Summering With the Loons in Cape May is an essay I wrote about birding for the wonderful general interest newspaper/literary journal the Philadelphia Independent.
“Nerds Gone Bad” is about how linguistics dorks are cooler than hipsters.
“Falling Star” is a paean to the late, great, trashy, pre-Bonnie Fuller Star magazine
“The Semantics of Grief”: How (not) to talk about tragedy.
I guest-blogged for Powells
, the content-heavy bookstore website. I wrote about zines, the poet H.D., an effed-up play, the dictionary, and other things. Here, look:Science Fiction Food for Feminist Babies // Feverish Fine Small Mechanisms // A Life Less Ornery // The Pillowman and Other Stories // The Little Red Hen // An Open Letter to Mr. Schaeffer // H.D.T.V.
feature stories
I've written a number of reported stories over the years. Here are a few: My story about
adults reading young adult fiction ran on the front page of the Philadelphia Inquirer's Magazine section and generated a bit of discussion in the blogosphere. Yeah, I said blogosphere.
“Best-Case Scenario" profiles the two guys behind those ubiquitous Worst-Case Scenario Survival Handbook books. Don't miss the photo.
“No Rooftop Was Safe" chronicles the birth of graffiti in Philadelphia from the perspective of its early “kings.” This was the other most interesting thing I've ever written about. The article was used as a resource in the making of Bomb It! The Global Graffiti Documentary, a film produced and directed by Jon Reiss. His previous feature films include Better Living Through Circuitry, which was about rave culture.
Ye is Ye Olde The is a piece on orthography I wrote for the Independent. This is more exciting than you think it is.
Gadfly was a fantastic magazine of cultural exploration. It’s now defunct, but a lot of the original content is online. I wrote a few pieces for them, including one on female graffiti artists.
When the fine feminist magazine Bitch magazine and I were both a good bit younger, I interviewed a member of the Guerrilla Girls for them. To make it even awesomer the Girls themselves did original art to run with the story, which you can see on their website.
I asked a smart lady about the connection between feminism and knitting.
I interviewed the lovely, funny woman who wrote the parody book Are You My Husband?
Two young women moved to Philadelphia from Columbus, Ohio and quickly saw that their new city was missing something important: a drag king troupe. They righted that wrong, and I wrote about their fabulous first performance. I love the photos for this one.
I interviewed Kate Moses, who wrote a novel about the final few months of Sylvia Plath’s life.

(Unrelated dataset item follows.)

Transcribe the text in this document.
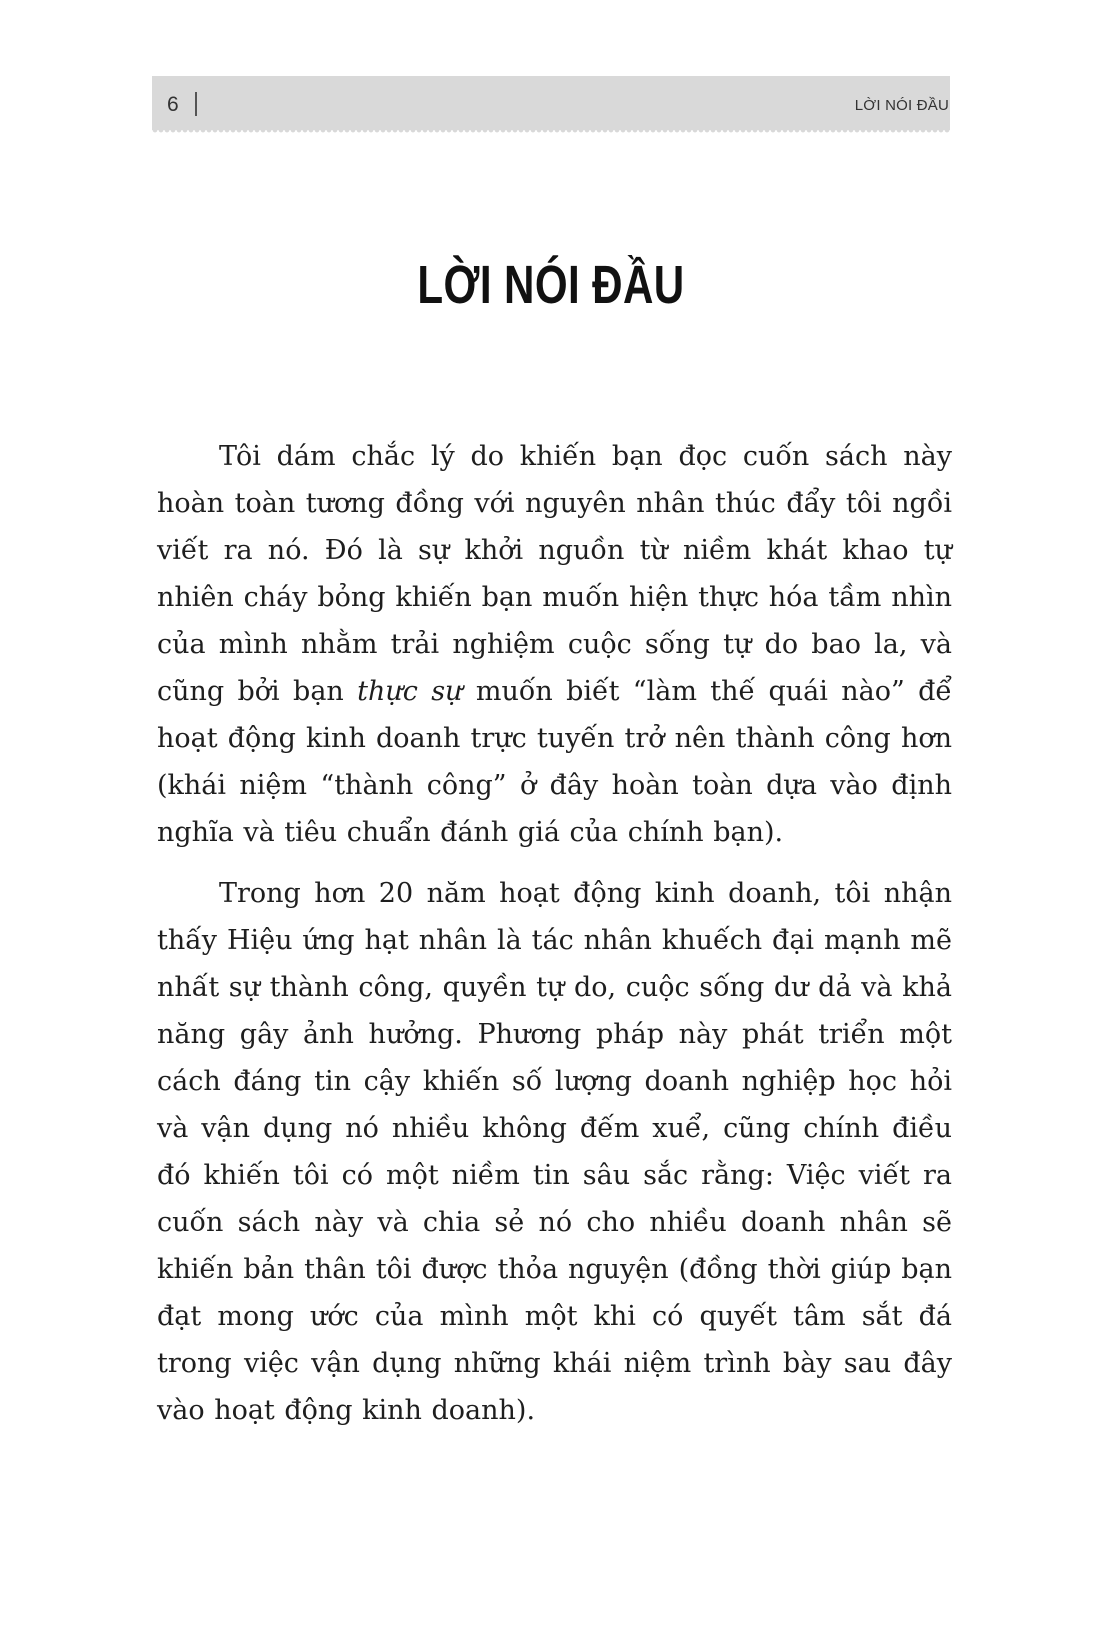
6	LỜI NÓI ĐẦU
LỜI NÓI ĐẦU

Tôi dám chắc lý do khiến bạn đọc cuốn sách này hoàn toàn tương đồng với nguyên nhân thúc đẩy tôi ngồi viết ra nó. Đó là sự khởi nguồn từ niềm khát khao tự nhiên cháy bỏng khiến bạn muốn hiện thực hóa tầm nhìn của mình nhằm trải nghiệm cuộc sống tự do bao la, và cũng bởi bạn thực sự muốn biết “làm thế quái nào” để hoạt động kinh doanh trực tuyến trở nên thành công hơn (khái niệm “thành công” ở đây hoàn toàn dựa vào định nghĩa và tiêu chuẩn đánh giá của chính bạn).

Trong hơn 20 năm hoạt động kinh doanh, tôi nhận thấy Hiệu ứng hạt nhân là tác nhân khuếch đại mạnh mẽ nhất sự thành công, quyền tự do, cuộc sống dư dả và khả năng gây ảnh hưởng. Phương pháp này phát triển một cách đáng tin cậy khiến số lượng doanh nghiệp học hỏi và vận dụng nó nhiều không đếm xuể, cũng chính điều đó khiến tôi có một niềm tin sâu sắc rằng: Việc viết ra cuốn sách này và chia sẻ nó cho nhiều doanh nhân sẽ khiến bản thân tôi được thỏa nguyện (đồng thời giúp bạn đạt mong ước của mình một khi có quyết tâm sắt đá trong việc vận dụng những khái niệm trình bày sau đây vào hoạt động kinh doanh).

Moses contributed some interesting insights into Plath’s last work, the Ariel poems, and we had a good conversation about it all.

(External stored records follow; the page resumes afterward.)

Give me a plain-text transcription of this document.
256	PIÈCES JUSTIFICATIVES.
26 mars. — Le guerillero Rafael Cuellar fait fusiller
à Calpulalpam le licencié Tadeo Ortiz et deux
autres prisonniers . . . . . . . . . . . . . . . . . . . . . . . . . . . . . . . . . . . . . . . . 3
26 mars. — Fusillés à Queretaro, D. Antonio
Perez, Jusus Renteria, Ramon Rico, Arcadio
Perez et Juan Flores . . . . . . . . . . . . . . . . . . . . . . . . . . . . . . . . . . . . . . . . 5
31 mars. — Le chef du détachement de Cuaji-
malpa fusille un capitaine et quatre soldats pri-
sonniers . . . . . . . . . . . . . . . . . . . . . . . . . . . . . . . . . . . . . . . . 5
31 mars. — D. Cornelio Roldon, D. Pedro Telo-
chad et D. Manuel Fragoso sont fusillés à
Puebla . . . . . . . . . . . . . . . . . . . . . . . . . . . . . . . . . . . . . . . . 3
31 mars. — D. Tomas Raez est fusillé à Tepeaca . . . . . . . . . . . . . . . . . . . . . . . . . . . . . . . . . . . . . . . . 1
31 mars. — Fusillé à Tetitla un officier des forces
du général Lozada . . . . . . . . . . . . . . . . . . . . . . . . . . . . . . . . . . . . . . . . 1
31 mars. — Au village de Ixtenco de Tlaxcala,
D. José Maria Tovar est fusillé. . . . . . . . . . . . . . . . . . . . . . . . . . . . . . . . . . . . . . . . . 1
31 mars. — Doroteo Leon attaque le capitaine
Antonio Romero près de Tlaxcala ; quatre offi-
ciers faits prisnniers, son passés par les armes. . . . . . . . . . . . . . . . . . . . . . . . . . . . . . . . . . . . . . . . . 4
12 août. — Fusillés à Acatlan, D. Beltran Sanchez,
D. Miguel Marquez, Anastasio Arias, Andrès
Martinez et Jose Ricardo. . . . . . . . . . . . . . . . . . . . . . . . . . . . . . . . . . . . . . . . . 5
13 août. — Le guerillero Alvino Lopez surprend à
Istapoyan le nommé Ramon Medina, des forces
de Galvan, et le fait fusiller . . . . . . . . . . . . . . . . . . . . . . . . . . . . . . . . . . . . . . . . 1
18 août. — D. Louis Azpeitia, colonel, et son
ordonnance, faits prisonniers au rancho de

This is a short piece about a unique literary tour the poet Tom Devaney did of the Edgar Allen Poe House in Philadelphia. He called his program the Empty House Tour because the museum has absolutely nothing in it. It's a humorous and haunting meditation on silence.
I have a tiny piece in the Compulsions issue of the clever literary journal 400 Words. All the pieces in there were tiny. This was a good zine/journal/thing, too bad she stopped publishing it.
books
I wrote an essay about how EXCELLENT AND IMPORTANT ZINES ARE for a book called The Alternative Media Handbook
, published in December of 2007 by the British academic publisher Routledge. Yay.I've also written three nonfiction YA books (grades 6-9) for the educational publisher Rosen Books (New York, NY). One of them is about Opportunities in E-Marketing (this was back when e-marketing was a term people still used). Another one is called Cool Careers Without College for Nature Lovers
. Here's to doing what you love without going to college. I profiled a Christmas tree farmer, a commercial fisher, a ranch hand, an ecotourism planner, a park ranger, a whale watcher, and a river guide. I had fun talking to these interesting people about their interesting jobs. School Library Journal called the book “clearly written.” Yeah!The third book is about the life of Negro League baseball player Monte Irvin, who I got to meet this summer at the Free Library of Philadelphia. He had some wonderful stories about the Negro Leagues and the Majors during the glory days of baseball, and about some of the jazz musicians and other famous athletes he knew back then. It was very neat.